In 2022, market transactions will be carried out under the logic of "quasi stagflation", and for this reason the uncertainty will be high. We suggest that the overall asset allocation strategy in 2022 should focus on stability; pay attention to longer-term investment themes and grasp offensive opportunities.
In 2022, the global financial market will be affected by a variety of compound risk factors, and market volatility will increase. Considering risk and return expectation of various assets, from asset allocation perspective, our priority of markets is: developed economies > emerging economies; from asset category perspective, priority is: alternative investment > USD > global equity > commodities > gold > bonds. Cai Xinfa, Ping An Group executive, special assistant to the Bank’s president and head of retail banking, Ping An Bank The key investment themes shaping global markets and the Asia-Pacific markets in 2022 will be "gradual recovery from the US to Europe to the emerging markets" and "interest rate increase".

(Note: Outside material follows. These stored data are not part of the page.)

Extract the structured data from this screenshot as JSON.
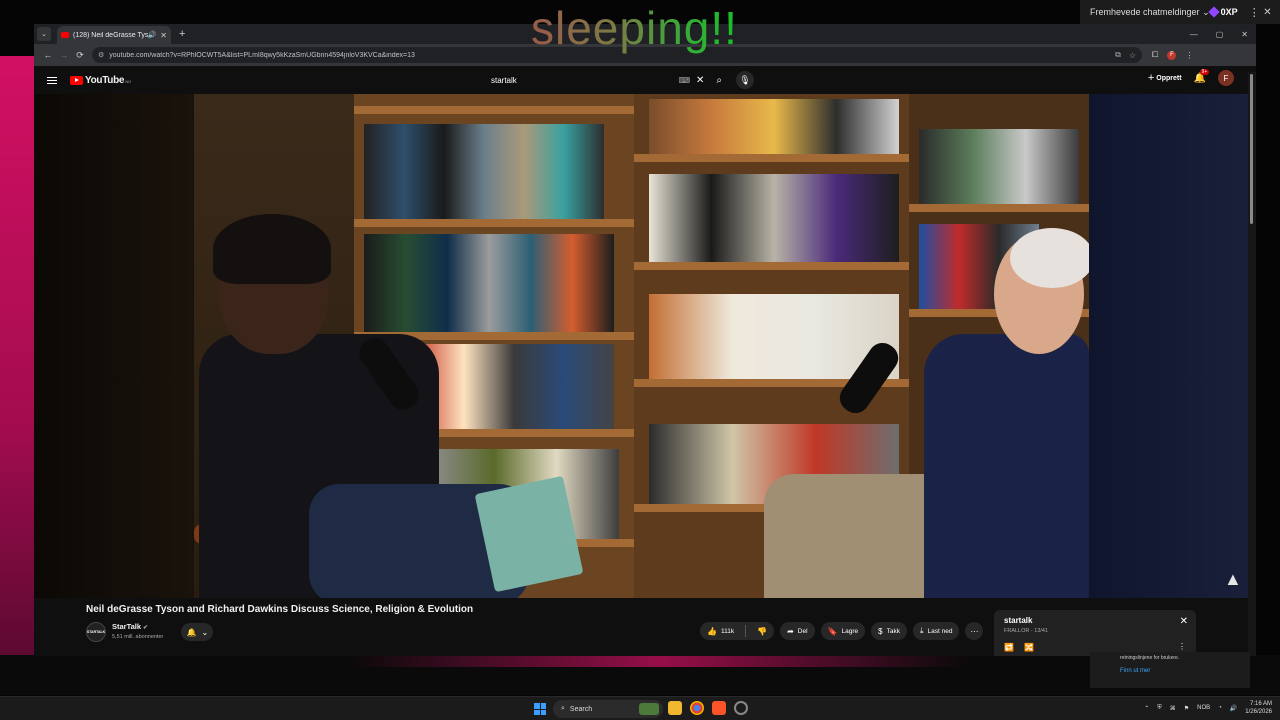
{
  "overlay": {
    "text": "sleeping!!"
  },
  "chat_widget": {
    "label": "Fremhevede chatmeldinger",
    "points": "0XP"
  },
  "browser": {
    "tab_title": "(128) Neil deGrasse Tyson a",
    "url": "youtube.com/watch?v=RPhlOCWT5A&list=PLmI8qwy5kKzaSmUGbnn4594jnloV3KVCa&index=13"
  },
  "youtube": {
    "logo": "YouTube",
    "logo_region": "NO",
    "search_query": "startalk",
    "create_label": "Opprett",
    "notifications_badge": "9+",
    "avatar_letter": "F"
  },
  "video": {
    "title": "Neil deGrasse Tyson and Richard Dawkins Discuss Science, Religion & Evolution",
    "watermark": "StarTalk logo"
  },
  "channel": {
    "avatar_text": "STARTALK",
    "name": "StarTalk",
    "subscribers": "5,51 mill. abonnenter"
  },
  "actions": {
    "likes": "111k",
    "share": "Del",
    "save": "Lagre",
    "thanks": "Takk",
    "download": "Last ned"
  },
  "playlist": {
    "title": "startalk",
    "subtitle": "FRALLOR - 13/41"
  },
  "behind_card": {
    "text1": "retningslinjene for brukere.",
    "link": "Finn ut mer"
  },
  "taskbar": {
    "search_label": "Search",
    "lang": "NOB",
    "time": "7:16 AM",
    "date": "1/26/2026"
  },
  "colors": {
    "youtube_red": "#ff0000",
    "accent_blue": "#3ea6ff",
    "brand_pink": "#d21063"
  }
}
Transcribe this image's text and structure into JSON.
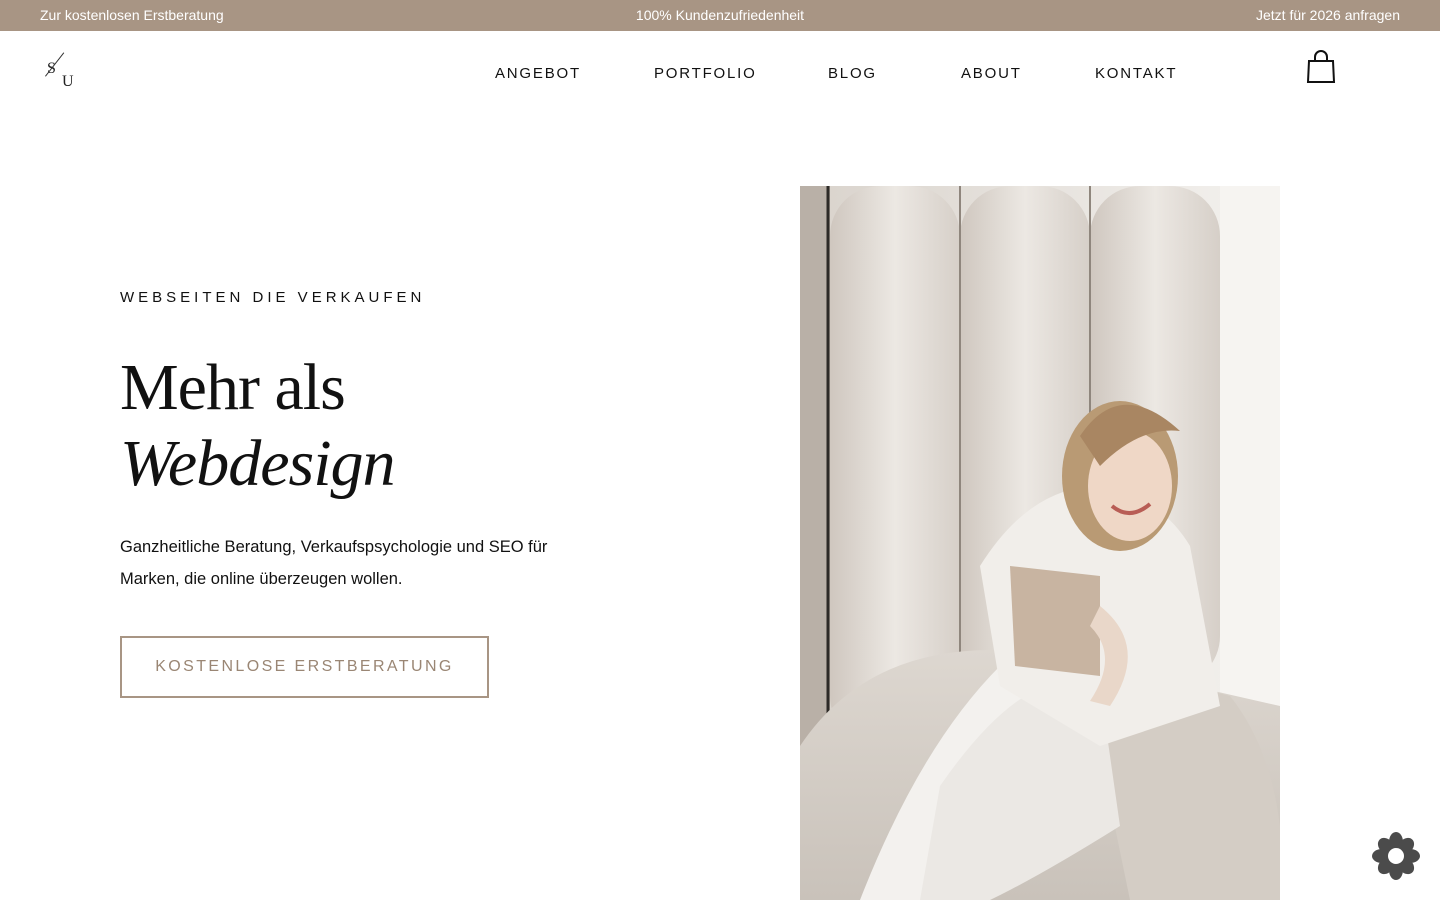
{
  "topbar": {
    "left_link": "Zur kostenlosen Erstberatung",
    "center_text": "100% Kundenzufriedenheit",
    "right_link": "Jetzt für 2026 anfragen"
  },
  "logo": {
    "letter_1": "S",
    "letter_2": "U"
  },
  "nav": {
    "items": [
      {
        "label": "ANGEBOT"
      },
      {
        "label": "PORTFOLIO"
      },
      {
        "label": "BLOG"
      },
      {
        "label": "ABOUT"
      },
      {
        "label": "KONTAKT"
      }
    ],
    "cart_icon": "shopping-bag-icon"
  },
  "hero": {
    "eyebrow": "WEBSEITEN DIE VERKAUFEN",
    "title_line1": "Mehr als",
    "title_line2": "Webdesign",
    "lead": "Ganzheitliche Beratung, Verkaufspsychologie und SEO für Marken, die online überzeugen wollen.",
    "cta_label": "KOSTENLOSE ERSTBERATUNG"
  },
  "colors": {
    "accent": "#a89584",
    "accent_text": "#9a8674",
    "text": "#111111",
    "background": "#ffffff"
  },
  "widget_icon": "flower-badge-icon"
}
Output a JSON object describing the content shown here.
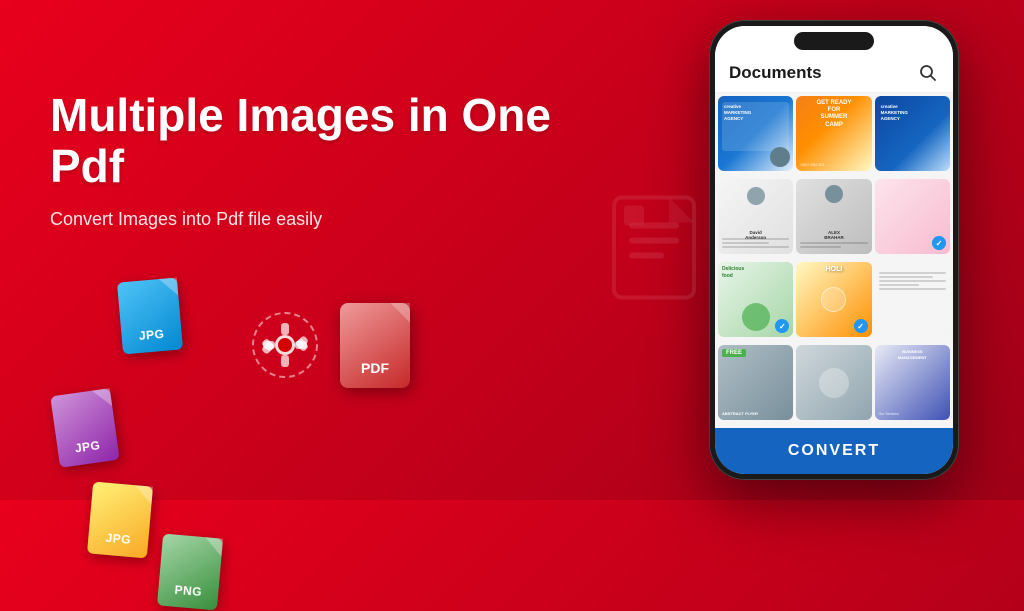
{
  "app": {
    "title": "Multiple Images in One Pdf",
    "subtitle": "Convert Images into Pdf file easily",
    "bg_color": "#d50000",
    "accent_color": "#1565c0"
  },
  "icons": {
    "jpg_label": "JPG",
    "png_label": "PNG",
    "pdf_label": "PDF",
    "gear_label": "gear",
    "search_label": "search"
  },
  "phone": {
    "header_title": "Documents",
    "convert_button": "CONVERT",
    "grid_items": [
      {
        "id": 1,
        "type": "marketing",
        "checked": false,
        "label": "creative MARKETING AGENCY"
      },
      {
        "id": 2,
        "type": "camp",
        "checked": false,
        "label": "SUMMER CAMP"
      },
      {
        "id": 3,
        "type": "marketing2",
        "checked": false,
        "label": "creative MARKETING AGENCY"
      },
      {
        "id": 4,
        "type": "resume",
        "checked": false,
        "label": "David Anderson"
      },
      {
        "id": 5,
        "type": "resume2",
        "checked": false,
        "label": "ALEX BRAHAR"
      },
      {
        "id": 6,
        "type": "people",
        "checked": true,
        "label": ""
      },
      {
        "id": 7,
        "type": "food",
        "checked": true,
        "label": "Delicious food"
      },
      {
        "id": 8,
        "type": "holi",
        "checked": true,
        "label": "HOLI"
      },
      {
        "id": 9,
        "type": "document",
        "checked": false,
        "label": ""
      },
      {
        "id": 10,
        "type": "abstract",
        "checked": false,
        "label": "ABSTRACT FLYER",
        "badge": "FREE"
      },
      {
        "id": 11,
        "type": "flyer2",
        "checked": false,
        "label": ""
      },
      {
        "id": 12,
        "type": "business",
        "checked": false,
        "label": "BUSINESS MANAGEMENT"
      }
    ]
  }
}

Specifically, economic recovery will follow the sequence of "US → Europe → emerging markets", which will bring benefits to and subsequent impacts on different markets. The start of interest rate increases will have a significant negative impact on assets including stocks, bonds, and commodities.
Therefore, our recommendations for investing in the overseas markets are as follows:
• US stocks: The general rally will end, and follow up on the institutional market. • Overseas bonds: Bonds in developed markets will generally face the impact of interest rate increase and balance sheet reductions, so their allocation ratio should be reduced. Asian bonds, Chinese USD bonds might go up again. • Crude oil: Lack of opportunities and trend downwards. • Gold: Need to wait until the end of interest rate increase for investment opportunities. Alok Saigal, head, Private Wealth, Edelweiss Wealth Management The biggest theme for global markets in 2022 is the reversal of rates globally and the liquidity tightening programme. Other parallel themes — such as the technology and start-up ecosystem in India, ESG, etc. — are equally playing an important role. We advise clients to maintain long-term asset allocation during such risky times and to reduce risk by either adopting risk management strategies or keeping dry powder handy to increase allocation during corrections. In addition, we have recommended that clients allocate 5%-10% to gold as an asset class.